Currently the suicide rate for farmers is three times the national average and Vegans Support the Farmers are raising £100,000 to help support the farming community. The latest data available shows that 133 UK farm sector workers that took their own lives in 2019-20.

“Someone taking their own life doesn’t just impact that one person, it has a long lasting knock-on effect in their family, friendship group, and community,” Foy added.

And the downsides conspire against a workforce which is increasingly desperate, facing fucked-up weather patterns of wet and wild winters/springs and  extreme summer temperatures followed by droughts as well as labour shortages due to Brexit, and rising costs of fertiliser plus lower subsidies.

The big picture is bleak when it comes to the food and water system as a whole. Supermarket profit margins have driven farming to the wall as well as more poor people drifting to food banks in their thousands each week.
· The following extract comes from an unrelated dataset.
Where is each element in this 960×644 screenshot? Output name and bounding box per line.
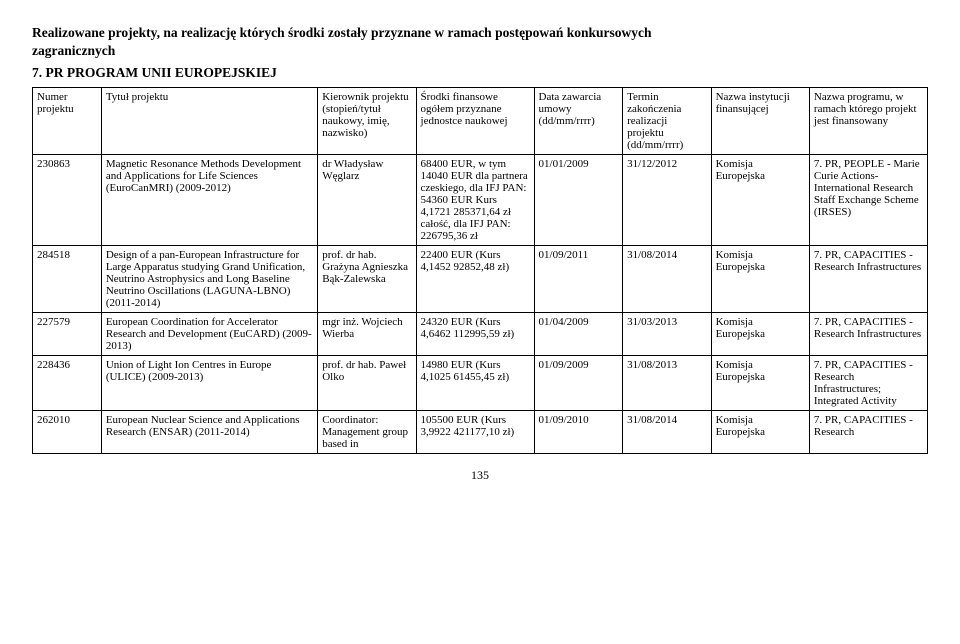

Precarious trade agreements and reliance on imports means that only 60% of general foods are produced at home and shockingly just 23% of fruit and veg.

Does that make the blindest bit of difference when the five leading global tech companies, Alphabet Meta Apple Amazon Microsoft are locking us into an AI-generated social existence where human capability is matched and surpassed by computers finding patterns way beyond our ability?

The activists at Vegans Support the Farmers say yes. And it’s because, of course, globalism  is ineffective, just as days of unadulterated meat-eating are numbered. Industrial capitalism cannot survive on a planet where food cannot be produced consistently to scale due to heat. We’ve seen Spain in drought this year already and Dubai having an unprecedented year’s rainfall in one day. Food supplies from countries that can no longer supply us mean we have to supply ourselves with locally grown produce, including perennial food crops. 

Otherwise how long before ration books make a come-back as we witness the empty shelves we experienced during the Coronavirus pandemic. Instead of a resilient farming sector what governments have presided over is a race to the bottom through the cheapest of imports from put-upon countries and a sod the UK farmers attitude into the bargain.

The idea of deepening the dialogue with the farming community developed during 2022 when the campaign group embarked on a Farmer Dialogue Tour to visit farming communities and communicate why they campaigned and took direct action.

And to come…a summer of actions including touring vegan markets and events up and down the country to raise funds and work to change the way vegans view farmers. Talks at Vegfest and the Vegan and Animal Rights Conference in Manchester have, according to Kerri Waters, been  overwhelmingly supportive, stating that this is a sorely-needed element to the vegan cause.